I think your post is very reasonable. GROW is not an investment trust and therefore I don’t view its value equal the sum total of the valuations of the companies it has in its portfolio. Thus, the term ‘discount’ used by the poster you are responding** to is an inappropriate term here.
In fact the venture capital model assumes most of its investments don’t pull through. The hope is that just a few of the investments make so much of a difference that they ‘wipe out’, and then some more, the losses of the others.
Molten shares rallied more than 6%, or 14p, to 240p yesterday after the company said in a full-year trading update that its total portfolio value at 31 March was expected to have been £1.377bn, up from £1.299bn a year ago.

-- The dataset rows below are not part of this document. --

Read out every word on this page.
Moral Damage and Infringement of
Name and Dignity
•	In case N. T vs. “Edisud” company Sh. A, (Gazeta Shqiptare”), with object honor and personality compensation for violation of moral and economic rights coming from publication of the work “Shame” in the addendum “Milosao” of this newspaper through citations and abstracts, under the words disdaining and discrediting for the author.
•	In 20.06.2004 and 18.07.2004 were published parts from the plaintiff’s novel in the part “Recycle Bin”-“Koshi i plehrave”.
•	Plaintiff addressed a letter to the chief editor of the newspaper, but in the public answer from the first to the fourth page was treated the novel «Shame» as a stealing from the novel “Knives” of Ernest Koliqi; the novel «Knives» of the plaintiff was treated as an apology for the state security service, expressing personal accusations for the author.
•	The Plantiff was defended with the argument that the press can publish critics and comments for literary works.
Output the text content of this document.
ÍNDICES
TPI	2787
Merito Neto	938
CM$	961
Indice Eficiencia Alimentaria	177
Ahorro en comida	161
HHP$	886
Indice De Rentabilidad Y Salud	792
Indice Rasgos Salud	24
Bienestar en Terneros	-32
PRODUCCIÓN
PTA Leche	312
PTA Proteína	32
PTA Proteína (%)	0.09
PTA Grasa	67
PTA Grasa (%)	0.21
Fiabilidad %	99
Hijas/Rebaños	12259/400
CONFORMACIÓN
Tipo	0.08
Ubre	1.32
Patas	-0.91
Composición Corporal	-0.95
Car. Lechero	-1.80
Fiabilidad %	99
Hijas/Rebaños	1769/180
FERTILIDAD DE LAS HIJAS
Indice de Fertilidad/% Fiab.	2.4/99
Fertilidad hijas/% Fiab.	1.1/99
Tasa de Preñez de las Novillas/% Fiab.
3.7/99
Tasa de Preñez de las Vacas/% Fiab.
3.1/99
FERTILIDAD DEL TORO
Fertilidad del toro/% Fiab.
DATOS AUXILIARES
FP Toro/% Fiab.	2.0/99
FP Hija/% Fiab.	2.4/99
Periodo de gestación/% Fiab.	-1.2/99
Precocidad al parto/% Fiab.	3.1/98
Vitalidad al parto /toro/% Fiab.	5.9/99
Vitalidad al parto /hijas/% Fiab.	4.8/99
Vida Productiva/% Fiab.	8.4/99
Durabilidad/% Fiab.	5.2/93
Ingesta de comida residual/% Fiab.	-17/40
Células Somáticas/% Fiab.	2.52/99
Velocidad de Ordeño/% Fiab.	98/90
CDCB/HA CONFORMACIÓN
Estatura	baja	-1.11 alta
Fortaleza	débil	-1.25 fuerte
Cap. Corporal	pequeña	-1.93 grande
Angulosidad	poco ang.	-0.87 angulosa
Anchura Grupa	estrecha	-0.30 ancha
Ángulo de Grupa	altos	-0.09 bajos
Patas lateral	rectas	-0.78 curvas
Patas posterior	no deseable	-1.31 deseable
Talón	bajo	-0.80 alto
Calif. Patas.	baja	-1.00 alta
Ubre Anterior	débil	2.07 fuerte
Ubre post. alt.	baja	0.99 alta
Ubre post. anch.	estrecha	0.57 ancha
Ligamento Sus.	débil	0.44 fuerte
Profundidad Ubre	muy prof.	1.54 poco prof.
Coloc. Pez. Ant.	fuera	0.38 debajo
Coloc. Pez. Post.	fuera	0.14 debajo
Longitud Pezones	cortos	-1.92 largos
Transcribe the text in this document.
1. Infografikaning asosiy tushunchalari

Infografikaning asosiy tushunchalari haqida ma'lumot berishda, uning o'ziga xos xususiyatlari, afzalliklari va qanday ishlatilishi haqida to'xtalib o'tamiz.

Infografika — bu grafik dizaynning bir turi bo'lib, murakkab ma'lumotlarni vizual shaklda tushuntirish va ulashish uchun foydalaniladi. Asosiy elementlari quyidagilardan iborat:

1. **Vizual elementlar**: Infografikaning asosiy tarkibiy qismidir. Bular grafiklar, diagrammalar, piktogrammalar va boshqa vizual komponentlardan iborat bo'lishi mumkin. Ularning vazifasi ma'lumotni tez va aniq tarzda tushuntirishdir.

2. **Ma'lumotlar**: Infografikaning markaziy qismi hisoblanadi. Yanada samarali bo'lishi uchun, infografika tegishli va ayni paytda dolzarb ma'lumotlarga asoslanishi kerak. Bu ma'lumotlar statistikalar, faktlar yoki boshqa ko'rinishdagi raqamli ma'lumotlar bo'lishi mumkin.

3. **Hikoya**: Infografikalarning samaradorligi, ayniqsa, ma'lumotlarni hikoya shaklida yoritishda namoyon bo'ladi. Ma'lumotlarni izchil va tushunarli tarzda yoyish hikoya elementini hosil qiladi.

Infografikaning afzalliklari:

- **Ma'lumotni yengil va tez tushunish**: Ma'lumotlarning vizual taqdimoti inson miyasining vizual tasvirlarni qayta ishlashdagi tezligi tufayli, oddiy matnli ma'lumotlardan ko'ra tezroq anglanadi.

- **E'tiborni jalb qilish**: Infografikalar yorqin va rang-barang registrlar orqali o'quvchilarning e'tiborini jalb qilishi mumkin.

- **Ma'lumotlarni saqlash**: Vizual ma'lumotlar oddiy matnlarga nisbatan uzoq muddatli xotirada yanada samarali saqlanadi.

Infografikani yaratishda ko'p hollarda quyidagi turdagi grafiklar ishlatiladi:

However, the company guided investors to expect net asset value (NAV) excluding debt of 661p per share, a 15.2% decline over the year and a 10.1% drop in the second half.
This leaves the shares 64% below NAV, the widest discount among listed growth capital funds where the average discount is currently 38%.
What are you suggesting about the good and honest profession that is accounting!??!
But I am having the same thoughts as you though but with regards to my holdings in HydrogenOne Capital Fund HGEN which is also heavily down against its NAV.
These sorts of esoteric trusts are rarely a good idea.
I try to remind myself of this every time I get a bright idea about investing in narrow trusts covering helium, hydrogen, song royalties, forests and so on.
I’m still holding a bunch of shares in this, hopeful that the NAV discount makes them attractive to a bigger fish.
Measuring NAV of private illiquid startups is a black box. For example, in their latest report, Molten value their stake in Graphcore at £21M, whereas Sequoia completely wrote off their stake in Graphcore in 2023.